Incidente aereo nel Parco Nazionale del Circeo: due militari morti

Roma, 1 ottobre 2025 – Un tragico incidente aereo ha colpito l’Aeronautica Militare italiana questa mattina, con il velivolo T-260B che è precipitato nella zona boschiva del Parco Nazionale del Circeo. Le vittime sono il colonnello Simone Mettini, istruttore e comandante del 70° Stormo di Latina, e l’allievo pilota Lorenzo Nucheli. Il volo era in fase di addestramento quando è caduto, con la causa dell’incidente ancora da accertare, riporta Attuale.

Il velivolo è stato ritrovato in un’area boscosa tra la Migliara 49 e Cerasella, nelle vicinanze di una delle entrate del parco. Il colonnello Mettini, 48 anni, era al comando del 70º Stormo “Giulio Cesare Graziani” dal 9 luglio 2024 e viene ricordato per la sua dedizione e professionalità. Lorenzo Nucheli, originario di Serrone, nella provincia di Frosinone, era un promettente allievo pilota. Il Capo di Stato Maggiore dell’Aeronautica, generale di Squadra aerea Antonio Conserva, ha espresso il proprio cordoglio ai familiari, sottolineando la vicinanza della Forza Armata in questo difficile momento.

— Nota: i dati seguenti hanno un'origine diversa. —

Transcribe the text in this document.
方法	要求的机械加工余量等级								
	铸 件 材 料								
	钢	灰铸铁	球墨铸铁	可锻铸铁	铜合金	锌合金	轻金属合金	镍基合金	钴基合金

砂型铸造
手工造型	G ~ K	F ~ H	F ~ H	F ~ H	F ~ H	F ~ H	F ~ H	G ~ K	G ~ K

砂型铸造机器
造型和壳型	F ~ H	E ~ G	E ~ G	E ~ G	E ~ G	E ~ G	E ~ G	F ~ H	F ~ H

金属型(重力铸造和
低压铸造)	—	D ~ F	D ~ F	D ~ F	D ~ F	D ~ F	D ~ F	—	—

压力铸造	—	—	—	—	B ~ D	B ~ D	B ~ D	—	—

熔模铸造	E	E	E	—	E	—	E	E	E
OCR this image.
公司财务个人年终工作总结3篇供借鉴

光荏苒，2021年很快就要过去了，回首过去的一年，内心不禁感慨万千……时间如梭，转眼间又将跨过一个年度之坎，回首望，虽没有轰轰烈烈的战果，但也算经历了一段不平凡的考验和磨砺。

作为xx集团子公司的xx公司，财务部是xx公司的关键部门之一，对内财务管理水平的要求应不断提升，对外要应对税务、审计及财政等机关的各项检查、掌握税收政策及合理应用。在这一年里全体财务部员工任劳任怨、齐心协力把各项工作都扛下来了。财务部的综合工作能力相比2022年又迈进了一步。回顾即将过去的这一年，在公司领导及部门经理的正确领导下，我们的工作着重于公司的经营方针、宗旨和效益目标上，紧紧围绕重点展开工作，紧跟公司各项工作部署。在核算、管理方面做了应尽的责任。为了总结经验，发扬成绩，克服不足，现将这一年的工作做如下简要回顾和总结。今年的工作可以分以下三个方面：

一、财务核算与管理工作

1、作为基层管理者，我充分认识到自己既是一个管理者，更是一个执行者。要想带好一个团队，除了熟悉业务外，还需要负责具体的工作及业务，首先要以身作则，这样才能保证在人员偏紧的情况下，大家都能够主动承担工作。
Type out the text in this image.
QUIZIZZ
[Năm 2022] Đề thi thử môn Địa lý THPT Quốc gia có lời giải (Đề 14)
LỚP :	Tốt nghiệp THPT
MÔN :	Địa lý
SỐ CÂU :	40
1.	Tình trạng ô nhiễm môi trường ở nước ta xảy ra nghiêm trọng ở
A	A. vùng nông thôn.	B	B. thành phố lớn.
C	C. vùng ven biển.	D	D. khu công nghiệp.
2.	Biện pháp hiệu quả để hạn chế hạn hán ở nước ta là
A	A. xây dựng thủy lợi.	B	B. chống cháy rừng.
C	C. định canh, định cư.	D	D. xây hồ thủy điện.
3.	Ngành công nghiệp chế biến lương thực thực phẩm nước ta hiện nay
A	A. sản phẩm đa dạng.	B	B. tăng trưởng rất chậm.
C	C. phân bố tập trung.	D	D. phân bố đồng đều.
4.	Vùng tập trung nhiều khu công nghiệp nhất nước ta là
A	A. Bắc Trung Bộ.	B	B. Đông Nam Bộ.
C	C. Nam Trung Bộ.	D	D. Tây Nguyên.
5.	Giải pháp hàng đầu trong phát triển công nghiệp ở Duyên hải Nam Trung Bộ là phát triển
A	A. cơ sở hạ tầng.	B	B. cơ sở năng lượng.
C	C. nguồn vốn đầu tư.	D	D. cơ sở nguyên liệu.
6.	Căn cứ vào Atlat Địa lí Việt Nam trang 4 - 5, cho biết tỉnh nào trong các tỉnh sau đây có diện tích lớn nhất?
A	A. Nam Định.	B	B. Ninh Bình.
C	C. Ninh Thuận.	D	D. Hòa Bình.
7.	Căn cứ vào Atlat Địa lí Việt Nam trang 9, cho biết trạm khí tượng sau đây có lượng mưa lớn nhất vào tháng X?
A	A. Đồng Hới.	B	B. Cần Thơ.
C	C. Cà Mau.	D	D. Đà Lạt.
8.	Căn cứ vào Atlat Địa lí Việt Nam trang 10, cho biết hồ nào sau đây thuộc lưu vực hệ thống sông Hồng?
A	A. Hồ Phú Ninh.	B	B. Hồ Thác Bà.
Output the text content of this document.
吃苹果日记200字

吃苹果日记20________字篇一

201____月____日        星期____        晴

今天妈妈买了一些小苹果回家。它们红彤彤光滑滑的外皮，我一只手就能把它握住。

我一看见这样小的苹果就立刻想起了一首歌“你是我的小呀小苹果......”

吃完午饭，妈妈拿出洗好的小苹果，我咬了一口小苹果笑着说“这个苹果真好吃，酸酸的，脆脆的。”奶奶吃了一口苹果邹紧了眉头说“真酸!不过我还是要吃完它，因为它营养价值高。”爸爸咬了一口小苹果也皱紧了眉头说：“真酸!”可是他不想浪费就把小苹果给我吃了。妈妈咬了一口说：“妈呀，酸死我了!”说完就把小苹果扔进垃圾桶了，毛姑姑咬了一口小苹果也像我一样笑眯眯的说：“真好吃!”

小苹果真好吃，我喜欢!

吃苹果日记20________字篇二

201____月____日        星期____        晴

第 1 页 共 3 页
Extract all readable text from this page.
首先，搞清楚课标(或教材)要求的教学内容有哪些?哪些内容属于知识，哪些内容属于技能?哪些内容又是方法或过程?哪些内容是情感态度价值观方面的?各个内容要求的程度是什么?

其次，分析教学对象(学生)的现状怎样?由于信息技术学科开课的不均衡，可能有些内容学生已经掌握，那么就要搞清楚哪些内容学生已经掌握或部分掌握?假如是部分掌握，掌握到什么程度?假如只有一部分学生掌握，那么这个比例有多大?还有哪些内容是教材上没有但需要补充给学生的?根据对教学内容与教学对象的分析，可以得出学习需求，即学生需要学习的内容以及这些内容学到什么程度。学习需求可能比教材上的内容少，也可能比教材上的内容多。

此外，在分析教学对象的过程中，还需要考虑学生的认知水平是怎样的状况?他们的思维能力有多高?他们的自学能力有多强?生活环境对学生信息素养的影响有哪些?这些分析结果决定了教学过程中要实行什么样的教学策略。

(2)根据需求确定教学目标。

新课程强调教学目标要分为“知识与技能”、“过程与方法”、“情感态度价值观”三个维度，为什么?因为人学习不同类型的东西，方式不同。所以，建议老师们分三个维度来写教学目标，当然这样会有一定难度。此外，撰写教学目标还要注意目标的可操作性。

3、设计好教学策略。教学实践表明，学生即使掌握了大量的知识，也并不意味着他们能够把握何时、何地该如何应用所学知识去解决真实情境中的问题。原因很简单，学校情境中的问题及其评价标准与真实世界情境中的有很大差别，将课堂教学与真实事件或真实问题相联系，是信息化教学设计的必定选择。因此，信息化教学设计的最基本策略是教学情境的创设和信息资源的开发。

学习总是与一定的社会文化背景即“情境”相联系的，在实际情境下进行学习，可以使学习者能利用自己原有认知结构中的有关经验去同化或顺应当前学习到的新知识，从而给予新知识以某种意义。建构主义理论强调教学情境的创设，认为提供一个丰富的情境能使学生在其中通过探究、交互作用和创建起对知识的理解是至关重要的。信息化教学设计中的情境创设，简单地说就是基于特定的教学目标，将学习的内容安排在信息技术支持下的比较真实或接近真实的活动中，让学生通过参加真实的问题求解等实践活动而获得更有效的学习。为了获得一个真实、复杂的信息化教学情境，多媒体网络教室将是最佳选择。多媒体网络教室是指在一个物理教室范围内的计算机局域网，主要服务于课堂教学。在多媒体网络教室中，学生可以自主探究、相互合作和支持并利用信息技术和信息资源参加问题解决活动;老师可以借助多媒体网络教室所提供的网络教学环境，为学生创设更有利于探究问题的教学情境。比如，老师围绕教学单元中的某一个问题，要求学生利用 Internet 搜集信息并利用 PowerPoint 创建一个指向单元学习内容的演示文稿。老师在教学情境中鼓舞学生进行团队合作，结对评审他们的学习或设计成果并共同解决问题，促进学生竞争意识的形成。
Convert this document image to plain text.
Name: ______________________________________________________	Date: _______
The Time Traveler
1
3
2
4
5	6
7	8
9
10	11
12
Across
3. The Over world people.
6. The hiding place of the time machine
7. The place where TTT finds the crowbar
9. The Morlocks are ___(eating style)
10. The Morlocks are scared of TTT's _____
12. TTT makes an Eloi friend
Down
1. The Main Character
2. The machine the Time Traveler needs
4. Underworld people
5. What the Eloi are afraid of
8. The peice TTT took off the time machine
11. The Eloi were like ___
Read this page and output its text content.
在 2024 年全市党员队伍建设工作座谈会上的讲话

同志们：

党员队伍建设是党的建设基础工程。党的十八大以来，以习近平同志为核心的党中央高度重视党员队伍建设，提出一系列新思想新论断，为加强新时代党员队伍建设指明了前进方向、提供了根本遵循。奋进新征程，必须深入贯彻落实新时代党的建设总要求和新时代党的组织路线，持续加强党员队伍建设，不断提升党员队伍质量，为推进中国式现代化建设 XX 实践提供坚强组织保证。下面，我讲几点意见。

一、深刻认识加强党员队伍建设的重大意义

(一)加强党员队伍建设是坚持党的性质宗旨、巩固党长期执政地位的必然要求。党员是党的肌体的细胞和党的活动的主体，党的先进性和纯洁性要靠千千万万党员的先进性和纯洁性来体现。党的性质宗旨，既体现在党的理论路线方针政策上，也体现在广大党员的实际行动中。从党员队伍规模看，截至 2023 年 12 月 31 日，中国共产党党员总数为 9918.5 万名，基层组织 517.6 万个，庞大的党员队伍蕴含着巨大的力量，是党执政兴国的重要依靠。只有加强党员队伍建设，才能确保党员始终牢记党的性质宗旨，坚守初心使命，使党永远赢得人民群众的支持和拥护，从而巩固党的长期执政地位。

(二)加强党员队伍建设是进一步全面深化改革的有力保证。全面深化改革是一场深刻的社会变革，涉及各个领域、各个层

Simone Mettini aveva una carriera rispettata e ricca di esperienze, avendo anche lavorato all’estero. Appassionato di musica, suonava il basso e cantava in vari locali di Latina. In un discorso di insediamento, aveva evidenziato l’importanza della tecnologia, come la realtà aumentata e l’intelligenza artificiale, nel miglioramento delle metodologie didattiche per le future generazioni di piloti.

La reazione della comunità

Le reazioni alla notizia dell’incidente sono state immediate. La sindaca di Latina, Matilde Celentano, ha descritto Mettini come “un uomo delle istituzioni con uno spiccato senso dello Stato” e ha espresso profondo rammarico per la sua perdita. La comunità locale si unisce nel lutto per la prematura scomparsa di questi due membri dell’Aeronautica Militare, simbolo di dedizione e impegno verso il servizio del paese.

Un’eredità di professionalità

Il 70º Stormo ha sempre rappresentato un punto di riferimento per l’addestramento aereo in Italia, formando generazioni di piloti per operazioni sia nazionali che internazionali. L’incidente di oggi comunque si aggiunge alla lista di tragici eventi che purtroppo segnano la storia dell’aviazione militare, richiamando l’attenzione sulla sicurezza nelle operazioni di volo.

Continuano gli accertamenti sulle cause dell’incidente, mentre la situazione viene monitorata dalle autorità competenti. È previsto l’inizio di un’inchiesta per fare chiarezza sull’accaduto e garantire che eventi simili non si ripetano in futuro.